NAME

braillegraph - a simple histogram tool that produces text output

SYNOPSIS

braillegraph <data series
psql -At -c 'select ...' |braillegraph

DESCRIPTION

braillegraph takes a single data series and plots them abusing the Braille range (U+2800..U+28FF). It is able to display two values per a horizontal character, thus a plain text mail can hold an X range up to ~150 data points.
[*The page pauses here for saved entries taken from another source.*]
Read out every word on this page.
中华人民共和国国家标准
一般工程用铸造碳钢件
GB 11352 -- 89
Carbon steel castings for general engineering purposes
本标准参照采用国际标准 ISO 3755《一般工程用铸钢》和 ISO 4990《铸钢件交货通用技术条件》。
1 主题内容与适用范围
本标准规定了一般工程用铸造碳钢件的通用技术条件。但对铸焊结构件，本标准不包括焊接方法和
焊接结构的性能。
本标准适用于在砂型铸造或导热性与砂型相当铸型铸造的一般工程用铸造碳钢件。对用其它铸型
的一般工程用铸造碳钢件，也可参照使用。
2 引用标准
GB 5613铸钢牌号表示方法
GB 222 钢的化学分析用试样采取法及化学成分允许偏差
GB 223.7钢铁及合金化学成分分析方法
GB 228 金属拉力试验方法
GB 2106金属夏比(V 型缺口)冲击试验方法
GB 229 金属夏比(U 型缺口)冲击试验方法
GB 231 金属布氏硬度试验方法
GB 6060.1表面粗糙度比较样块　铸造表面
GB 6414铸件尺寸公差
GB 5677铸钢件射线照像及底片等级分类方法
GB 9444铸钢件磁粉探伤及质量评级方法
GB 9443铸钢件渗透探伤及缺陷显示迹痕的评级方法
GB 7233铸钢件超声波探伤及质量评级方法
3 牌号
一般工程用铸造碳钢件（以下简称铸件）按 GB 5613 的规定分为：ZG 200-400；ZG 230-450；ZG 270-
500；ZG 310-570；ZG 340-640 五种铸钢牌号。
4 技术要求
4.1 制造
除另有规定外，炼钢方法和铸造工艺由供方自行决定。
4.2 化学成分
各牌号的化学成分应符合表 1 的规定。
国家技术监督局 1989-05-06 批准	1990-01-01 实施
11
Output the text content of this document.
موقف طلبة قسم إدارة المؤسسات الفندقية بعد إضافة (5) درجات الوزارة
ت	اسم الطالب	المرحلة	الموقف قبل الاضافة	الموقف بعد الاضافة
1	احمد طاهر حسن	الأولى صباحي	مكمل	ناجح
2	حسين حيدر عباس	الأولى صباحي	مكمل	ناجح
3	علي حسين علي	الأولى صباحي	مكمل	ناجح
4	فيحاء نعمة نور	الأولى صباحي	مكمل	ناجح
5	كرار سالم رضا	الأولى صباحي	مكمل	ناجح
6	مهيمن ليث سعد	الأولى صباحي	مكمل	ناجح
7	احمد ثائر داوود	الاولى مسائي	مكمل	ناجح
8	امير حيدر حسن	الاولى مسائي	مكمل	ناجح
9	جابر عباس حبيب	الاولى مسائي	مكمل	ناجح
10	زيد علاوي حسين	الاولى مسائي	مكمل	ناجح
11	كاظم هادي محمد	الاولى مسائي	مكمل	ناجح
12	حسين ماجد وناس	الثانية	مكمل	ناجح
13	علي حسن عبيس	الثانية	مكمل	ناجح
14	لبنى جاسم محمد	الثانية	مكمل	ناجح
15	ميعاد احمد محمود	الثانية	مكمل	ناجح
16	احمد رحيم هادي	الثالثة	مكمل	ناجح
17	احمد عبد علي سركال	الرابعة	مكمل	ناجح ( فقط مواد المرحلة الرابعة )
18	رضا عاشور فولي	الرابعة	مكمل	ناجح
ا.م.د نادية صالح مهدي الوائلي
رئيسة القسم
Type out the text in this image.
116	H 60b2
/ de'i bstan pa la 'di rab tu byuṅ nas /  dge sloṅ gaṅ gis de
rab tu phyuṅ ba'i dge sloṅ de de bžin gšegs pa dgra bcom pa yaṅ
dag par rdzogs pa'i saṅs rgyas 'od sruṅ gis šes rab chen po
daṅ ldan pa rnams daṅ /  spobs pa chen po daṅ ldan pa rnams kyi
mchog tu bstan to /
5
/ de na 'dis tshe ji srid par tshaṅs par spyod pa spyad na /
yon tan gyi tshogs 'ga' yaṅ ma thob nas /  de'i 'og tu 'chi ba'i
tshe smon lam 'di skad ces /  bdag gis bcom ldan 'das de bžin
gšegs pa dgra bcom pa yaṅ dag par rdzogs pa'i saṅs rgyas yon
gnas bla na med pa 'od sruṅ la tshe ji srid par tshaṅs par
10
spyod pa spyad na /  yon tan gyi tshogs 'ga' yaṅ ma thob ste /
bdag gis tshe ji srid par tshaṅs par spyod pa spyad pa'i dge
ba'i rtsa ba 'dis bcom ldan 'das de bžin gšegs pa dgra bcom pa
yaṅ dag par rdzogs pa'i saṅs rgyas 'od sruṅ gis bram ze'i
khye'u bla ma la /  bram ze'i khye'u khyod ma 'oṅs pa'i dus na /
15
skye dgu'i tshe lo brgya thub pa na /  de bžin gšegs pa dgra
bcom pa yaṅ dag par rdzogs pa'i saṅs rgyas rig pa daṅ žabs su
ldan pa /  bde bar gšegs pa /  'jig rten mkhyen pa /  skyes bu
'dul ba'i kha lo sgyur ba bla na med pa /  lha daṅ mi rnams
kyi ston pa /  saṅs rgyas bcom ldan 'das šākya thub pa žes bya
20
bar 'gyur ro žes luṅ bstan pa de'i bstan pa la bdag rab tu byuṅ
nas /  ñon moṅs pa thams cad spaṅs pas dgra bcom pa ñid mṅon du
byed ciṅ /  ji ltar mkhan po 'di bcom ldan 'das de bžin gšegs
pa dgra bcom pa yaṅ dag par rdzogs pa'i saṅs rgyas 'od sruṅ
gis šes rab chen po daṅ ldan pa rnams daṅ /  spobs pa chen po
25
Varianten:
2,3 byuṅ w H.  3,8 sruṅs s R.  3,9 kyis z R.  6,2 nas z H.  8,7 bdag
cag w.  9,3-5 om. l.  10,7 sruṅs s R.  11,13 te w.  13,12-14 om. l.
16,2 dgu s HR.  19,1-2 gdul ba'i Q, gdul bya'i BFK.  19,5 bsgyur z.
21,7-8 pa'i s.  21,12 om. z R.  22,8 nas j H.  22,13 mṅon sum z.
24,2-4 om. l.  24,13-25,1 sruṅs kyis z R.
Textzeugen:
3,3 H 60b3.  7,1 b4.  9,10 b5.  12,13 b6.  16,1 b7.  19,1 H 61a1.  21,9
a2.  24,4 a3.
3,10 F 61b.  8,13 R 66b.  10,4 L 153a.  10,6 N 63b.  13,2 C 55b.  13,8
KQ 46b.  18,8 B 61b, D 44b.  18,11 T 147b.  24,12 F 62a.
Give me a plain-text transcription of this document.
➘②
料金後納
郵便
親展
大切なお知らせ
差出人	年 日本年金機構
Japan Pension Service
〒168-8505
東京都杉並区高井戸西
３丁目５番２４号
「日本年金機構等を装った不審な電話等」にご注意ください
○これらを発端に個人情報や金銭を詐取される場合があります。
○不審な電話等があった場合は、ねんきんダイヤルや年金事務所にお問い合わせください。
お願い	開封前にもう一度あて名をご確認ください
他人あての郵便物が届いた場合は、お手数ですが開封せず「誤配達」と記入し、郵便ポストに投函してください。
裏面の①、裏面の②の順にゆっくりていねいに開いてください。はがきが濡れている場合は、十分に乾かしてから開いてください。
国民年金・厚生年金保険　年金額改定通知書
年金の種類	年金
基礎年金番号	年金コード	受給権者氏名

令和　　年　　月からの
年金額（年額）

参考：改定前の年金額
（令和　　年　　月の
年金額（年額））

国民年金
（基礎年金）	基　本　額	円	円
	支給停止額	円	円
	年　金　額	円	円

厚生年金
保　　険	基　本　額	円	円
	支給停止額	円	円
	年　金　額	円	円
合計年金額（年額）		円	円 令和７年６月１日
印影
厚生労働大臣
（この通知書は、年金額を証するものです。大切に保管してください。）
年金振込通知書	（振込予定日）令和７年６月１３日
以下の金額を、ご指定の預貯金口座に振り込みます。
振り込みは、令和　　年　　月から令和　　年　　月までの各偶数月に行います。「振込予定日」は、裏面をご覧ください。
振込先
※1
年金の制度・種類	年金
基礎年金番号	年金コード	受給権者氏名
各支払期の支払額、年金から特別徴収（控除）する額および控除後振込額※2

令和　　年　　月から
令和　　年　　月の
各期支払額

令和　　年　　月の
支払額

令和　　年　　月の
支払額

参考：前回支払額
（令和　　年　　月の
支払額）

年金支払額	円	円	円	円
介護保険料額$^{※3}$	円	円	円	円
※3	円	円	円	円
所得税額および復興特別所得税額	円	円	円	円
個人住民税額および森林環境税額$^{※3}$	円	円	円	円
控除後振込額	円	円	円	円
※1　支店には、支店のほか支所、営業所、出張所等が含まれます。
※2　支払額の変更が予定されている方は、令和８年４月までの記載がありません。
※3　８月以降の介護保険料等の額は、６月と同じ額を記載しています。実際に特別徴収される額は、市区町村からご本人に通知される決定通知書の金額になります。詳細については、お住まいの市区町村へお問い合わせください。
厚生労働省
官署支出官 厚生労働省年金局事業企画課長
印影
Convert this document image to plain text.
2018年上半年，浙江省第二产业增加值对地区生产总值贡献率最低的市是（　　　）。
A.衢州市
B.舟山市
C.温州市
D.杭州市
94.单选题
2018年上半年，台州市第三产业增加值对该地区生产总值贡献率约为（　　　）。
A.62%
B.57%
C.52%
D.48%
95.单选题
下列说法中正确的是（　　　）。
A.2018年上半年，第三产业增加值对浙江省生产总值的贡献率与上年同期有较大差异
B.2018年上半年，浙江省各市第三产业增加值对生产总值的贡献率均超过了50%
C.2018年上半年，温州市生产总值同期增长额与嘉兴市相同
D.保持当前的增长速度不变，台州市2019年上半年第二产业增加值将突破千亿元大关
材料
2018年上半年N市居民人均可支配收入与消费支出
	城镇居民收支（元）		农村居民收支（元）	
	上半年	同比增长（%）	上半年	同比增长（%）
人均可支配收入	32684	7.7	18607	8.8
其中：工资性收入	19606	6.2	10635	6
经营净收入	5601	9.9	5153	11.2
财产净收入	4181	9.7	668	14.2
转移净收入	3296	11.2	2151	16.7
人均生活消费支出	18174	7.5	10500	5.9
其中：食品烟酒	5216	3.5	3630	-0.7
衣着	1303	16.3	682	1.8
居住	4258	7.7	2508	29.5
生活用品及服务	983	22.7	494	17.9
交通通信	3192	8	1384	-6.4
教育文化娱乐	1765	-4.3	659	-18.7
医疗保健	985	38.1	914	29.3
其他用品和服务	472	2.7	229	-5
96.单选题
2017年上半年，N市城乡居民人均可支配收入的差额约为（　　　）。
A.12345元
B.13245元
The vertical resolution is 4/character, thus a reasonable Y range is up to 80ish.
By default, no scaling is done at all — one dot is exactly one data point horizontally, a value of 1 vertically.
Input is given as one non-negative integer per line.

EXAMPLE

 psql bugs -A -t -c "
 select
     count(case when arch='amd64 (x86_64)' then 1 else null end)
     *80/count(*)
 from (select arch, date_trunc('month', timestamp) as month from si) m
 group by month
 order by month
 "|braillegraph

OPTIONS

-h, --horizontal
Horizontal layout. The Y axis is left-to-right, X axis is top-to-bottom.
-m, --max number
Force the target range of the data. Normally, the histogram will be auto-sized based on the largest value in the input; this option sets the max to a fixed value. It will result either in empty space on the graph or in values over the limit being hard-capped. You typically want this option when comparing multiple histograms, or when continuously updating the display.
-y, --y-scale number
Scale the data so that the graph takes a given size (measured in dots) instead of varying on the data given. The size in characters is ¼ the dot size on a vertical graph, ½ on horizontal.

CAVEATS

Versions of FreeFont older than end of 2016 make any Braille glyphs (both for legitimate uses and for brailleimg) totally unreadable at pixel sizes commonly found in computer displays — ie, anything but HiDPI and/or very large text sizes. Alas, this font is commonly configured as primary fallback in default setups shipped by distributions.